WASHINGTON—Lawmakers are concerned that bureaucratic turf wars are complicating the federal response to cyber threats.
The issue took center stage recently as senators on the Homeland Security and Governmental Affairs Committee “fretted that they had been unable to pass key cyber legislation requested by the Department of Homeland Security (DHS) because of a disagreement with the Senate Intelligence Committee,” The Hill reported.
“The reality of the situation is there is conflict here,” said Chairman Ron Johnson (R-WI) at a recent hearing. “This threat is too significant to allow turf wars to get in the way of as efficient an operation as possible in terms of dealing with a very complex and serious problem.”
The dust-up illuminates the broader issue of turf wars over cybersecurity in the federal government, The Hill stated.

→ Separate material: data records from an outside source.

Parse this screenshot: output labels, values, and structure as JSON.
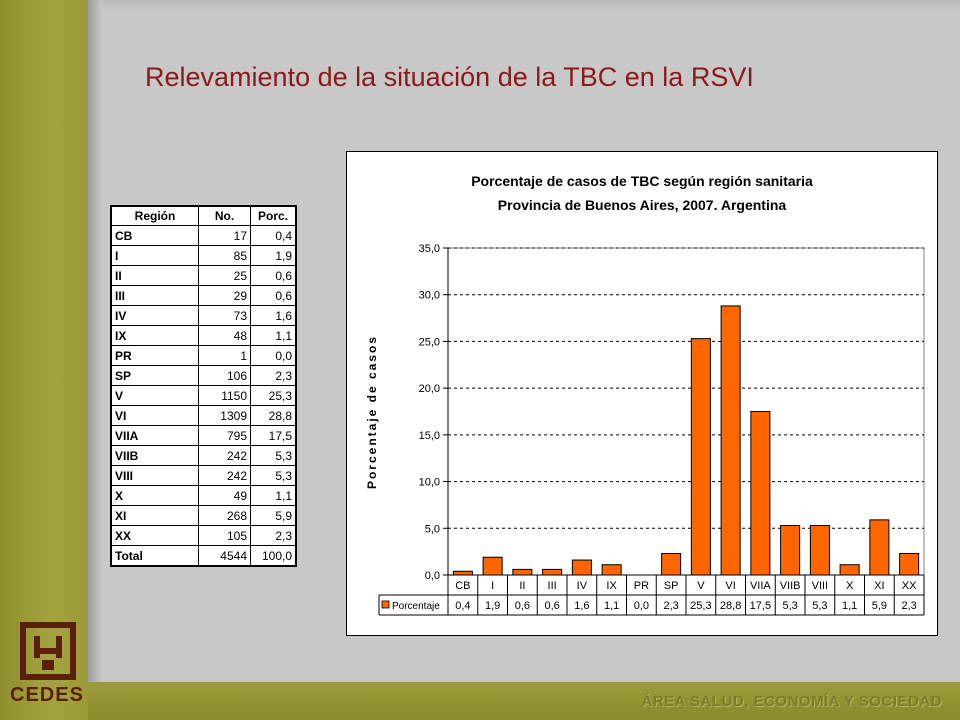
{
  "slide": {
    "title": "Relevamiento de la situación de la TBC en la RSVI",
    "logo_text": "CEDES",
    "footer": "ÁREA SALUD, ECONOMÍA Y SOCIEDAD"
  },
  "colors": {
    "accent": "#8b1a1a",
    "band": "#9a9a36",
    "bar": "#ff6600",
    "logo": "#5c1f0e"
  },
  "table": {
    "headers": [
      "Región",
      "No.",
      "Porc."
    ],
    "rows": [
      [
        "CB",
        "17",
        "0,4"
      ],
      [
        "I",
        "85",
        "1,9"
      ],
      [
        "II",
        "25",
        "0,6"
      ],
      [
        "III",
        "29",
        "0,6"
      ],
      [
        "IV",
        "73",
        "1,6"
      ],
      [
        "IX",
        "48",
        "1,1"
      ],
      [
        "PR",
        "1",
        "0,0"
      ],
      [
        "SP",
        "106",
        "2,3"
      ],
      [
        "V",
        "1150",
        "25,3"
      ],
      [
        "VI",
        "1309",
        "28,8"
      ],
      [
        "VIIA",
        "795",
        "17,5"
      ],
      [
        "VIIB",
        "242",
        "5,3"
      ],
      [
        "VIII",
        "242",
        "5,3"
      ],
      [
        "X",
        "49",
        "1,1"
      ],
      [
        "XI",
        "268",
        "5,9"
      ],
      [
        "XX",
        "105",
        "2,3"
      ],
      [
        "Total",
        "4544",
        "100,0"
      ]
    ]
  },
  "chart_data": {
    "type": "bar",
    "title": "Porcentaje de casos de TBC según región sanitaria",
    "subtitle": "Provincia de Buenos Aires, 2007. Argentina",
    "xlabel": "",
    "ylabel": "Porcentaje de casos",
    "ylim": [
      0,
      35
    ],
    "yticks": [
      "0,0",
      "5,0",
      "10,0",
      "15,0",
      "20,0",
      "25,0",
      "30,0",
      "35,0"
    ],
    "categories": [
      "CB",
      "I",
      "II",
      "III",
      "IV",
      "IX",
      "PR",
      "SP",
      "V",
      "VI",
      "VIIA",
      "VIIB",
      "VIII",
      "X",
      "XI",
      "XX"
    ],
    "series": [
      {
        "name": "Porcentaje",
        "values": [
          0.4,
          1.9,
          0.6,
          0.6,
          1.6,
          1.1,
          0.0,
          2.3,
          25.3,
          28.8,
          17.5,
          5.3,
          5.3,
          1.1,
          5.9,
          2.3
        ],
        "labels": [
          "0,4",
          "1,9",
          "0,6",
          "0,6",
          "1,6",
          "1,1",
          "0,0",
          "2,3",
          "25,3",
          "28,8",
          "17,5",
          "5,3",
          "5,3",
          "1,1",
          "5,9",
          "2,3"
        ]
      }
    ],
    "grid": true,
    "legend": "data-table-bottom"
  }
}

The executive branch has no one single agency assigned to handle cyber. Instead, authorities are spread out over various agencies, including the Justice Department, which investigates and prosecutes cybercrime, and the Pentagon and broader intelligence community, both of which handle what is considered “offensive” cyber activity.

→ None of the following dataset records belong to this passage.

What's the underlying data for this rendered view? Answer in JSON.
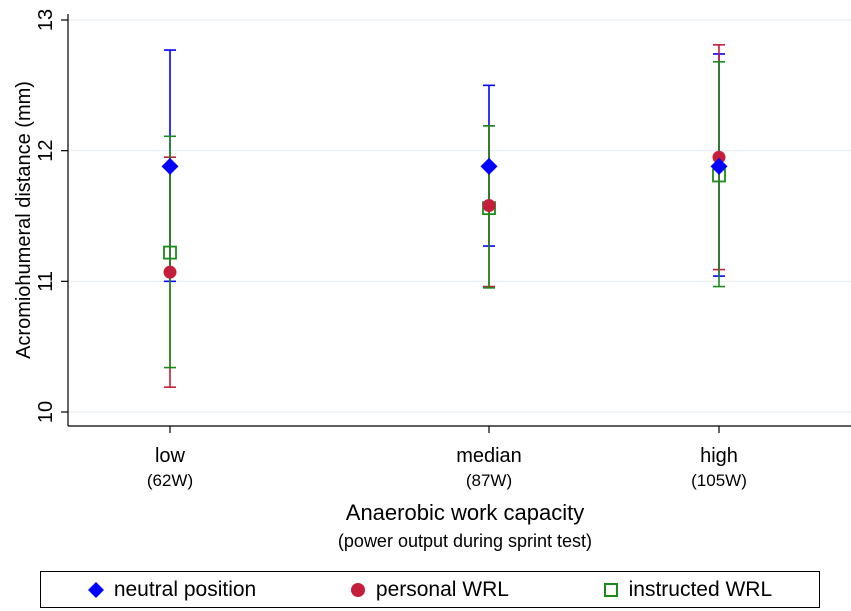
{
  "chart_data": {
    "type": "scatter",
    "xlabel": "Anaerobic work capacity",
    "xlabel_sub": "(power output during sprint test)",
    "ylabel": "Acromiohumeral distance (mm)",
    "ylim": [
      10,
      13
    ],
    "yticks": [
      10,
      11,
      12,
      13
    ],
    "grid": true,
    "legend_position": "bottom",
    "categories": [
      {
        "label": "low",
        "sub": "(62W)",
        "x": 62
      },
      {
        "label": "median",
        "sub": "(87W)",
        "x": 87
      },
      {
        "label": "high",
        "sub": "(105W)",
        "x": 105
      }
    ],
    "xlim": [
      55,
      111
    ],
    "series": [
      {
        "name": "neutral position",
        "color": "#0000FF",
        "marker": "diamond",
        "mean": [
          11.88,
          11.88,
          11.88
        ],
        "lower": [
          11.0,
          11.27,
          11.04
        ],
        "upper": [
          12.77,
          12.5,
          12.74
        ]
      },
      {
        "name": "personal WRL",
        "color": "#C41E3A",
        "marker": "circle",
        "mean": [
          11.07,
          11.58,
          11.95
        ],
        "lower": [
          10.19,
          10.96,
          11.09
        ],
        "upper": [
          11.95,
          12.19,
          12.81
        ]
      },
      {
        "name": "instructed WRL",
        "color": "#1A8A1A",
        "marker": "hollow-square",
        "mean": [
          11.22,
          11.56,
          11.81
        ],
        "lower": [
          10.34,
          10.95,
          10.96
        ],
        "upper": [
          12.11,
          12.19,
          12.68
        ]
      }
    ]
  }
}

‘Virtually Every Committee Has a Say’
While Homeland Security is broadly recognized as the main agency defending federal networks and critical national assets from cyberattacks, individual agencies also play a major role in guarding their own networks and personnel from malicious cyber actors, The Hill explained.
“The set-up means that virtually every congressional committee has a say in the federal government’s cybersecurity efforts,” The Hill said.
“On defense, the responsibilities are so spread across so many parts of the federal government and across so many congressional jurisdictions,” said Michael Sulmeyer, a former cyber policy official at the Pentagon in The Hill report. “That is very hard to get coherent policy government wide.”